The Peace Alliance – Be the Movement (US) – Bob Baskin
Humanizing Justice Systems, an In-Depth Spotlight

This US based organization has a number of irons in the fire and is supporting a number of pieces of legislation aimed, as the title suggests, in combatting the horrendous impact of mass incarceration.  The approach engages young people in particular with a number of very specific and focused solutions to the deficiencies in the way justice rolls out for many people.  The link offers more detail on the proposals, some now before the US House and Senate and the Alliance is using social media to bring support for the legislation.  http://peacealliance.org/humanizing-justice-systems/

Journal of Public Policy, Administration and Law – Lynn Fournier Ruggles
The Cost of Getting Tough on Crime: Isn’t Prevention the Policy Answer?

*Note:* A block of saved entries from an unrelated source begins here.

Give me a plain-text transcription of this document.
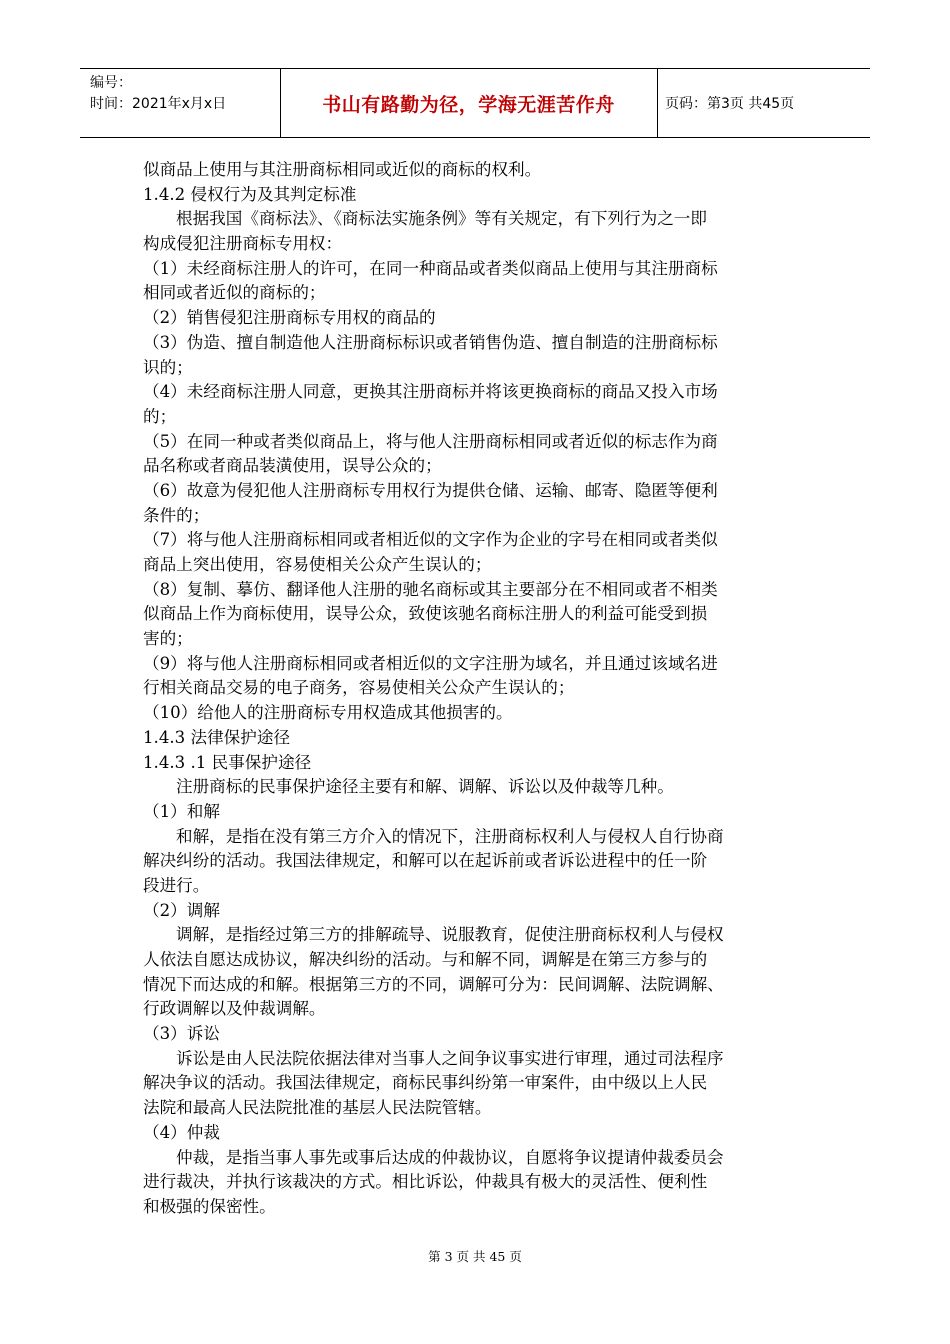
编号：
时间：2021年x月x日	书山有路勤为径，学海无涯苦作舟	页码：第3页 共45页
似商品上使用与其注册商标相同或近似的商标的权利。
1.4.2 侵权行为及其判定标准
根据我国《商标法》、《商标法实施条例》等有关规定，有下列行为之一即
构成侵犯注册商标专用权：
（1）未经商标注册人的许可，在同一种商品或者类似商品上使用与其注册商标
相同或者近似的商标的；
（2）销售侵犯注册商标专用权的商品的
（3）伪造、擅自制造他人注册商标标识或者销售伪造、擅自制造的注册商标标
识的；
（4）未经商标注册人同意，更换其注册商标并将该更换商标的商品又投入市场
的；
（5）在同一种或者类似商品上，将与他人注册商标相同或者近似的标志作为商
品名称或者商品装潢使用，误导公众的；
（6）故意为侵犯他人注册商标专用权行为提供仓储、运输、邮寄、隐匿等便利
条件的；
（7）将与他人注册商标相同或者相近似的文字作为企业的字号在相同或者类似
商品上突出使用，容易使相关公众产生误认的；
（8）复制、摹仿、翻译他人注册的驰名商标或其主要部分在不相同或者不相类
似商品上作为商标使用，误导公众，致使该驰名商标注册人的利益可能受到损
害的；
（9）将与他人注册商标相同或者相近似的文字注册为域名，并且通过该域名进
行相关商品交易的电子商务，容易使相关公众产生误认的；
（10）给他人的注册商标专用权造成其他损害的。
1.4.3 法律保护途径
1.4.3 .1 民事保护途径
注册商标的民事保护途径主要有和解、调解、诉讼以及仲裁等几种。
（1）和解
和解，是指在没有第三方介入的情况下，注册商标权利人与侵权人自行协商
解决纠纷的活动。我国法律规定，和解可以在起诉前或者诉讼进程中的任一阶
段进行。
（2）调解
调解，是指经过第三方的排解疏导、说服教育，促使注册商标权利人与侵权
人依法自愿达成协议，解决纠纷的活动。与和解不同，调解是在第三方参与的
情况下而达成的和解。根据第三方的不同，调解可分为：民间调解、法院调解、
行政调解以及仲裁调解。
（3）诉讼
诉讼是由人民法院依据法律对当事人之间争议事实进行审理，通过司法程序
解决争议的活动。我国法律规定，商标民事纠纷第一审案件，由中级以上人民
法院和最高人民法院批准的基层人民法院管辖。
（4）仲裁
仲裁，是指当事人事先或事后达成的仲裁协议，自愿将争议提请仲裁委员会
进行裁决，并执行该裁决的方式。相比诉讼，仲裁具有极大的灵活性、便利性
和极强的保密性。
第 3 页 共 45 页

Crime is down and stats have often said that Canadians don’t see tough-on-crime as aiding safety.  So this article is asking the most sensible question around the costs of the tough-on-crime policy:  why don’t we spend on prevention rather than punishment?  Ruggles walks the reader through the strategies – increased police presence, strengthened sentencing laws, and prevention of youth drug and gang involvement –   and their costs.  She concludes:  “Instead of a policy of ―tackling crime, Canada needs a strong, integrated preventing crime policy, with the corresponding funding to build healthier and safer communities for all.”  http://jppal.journals.yorku.ca/index.php/jppal/article/viewFile/34373/31270

Daily Mail (UK) US News
‘Ferguson Effect’: Commentators claim ‘criminals are feeling empowered’ as police back off after months of protest and violent crime rises

The term is used to describe the sudden but noticeable increase in violent crime when confrontation with police and citizens leads to a decision by police to back off aggressive enforcement.  The term suggests that anti-police protests are to blame.  According to police statistics crime in New York City, Baltimore, St Louis, Chicago and Los Angeles has spiked.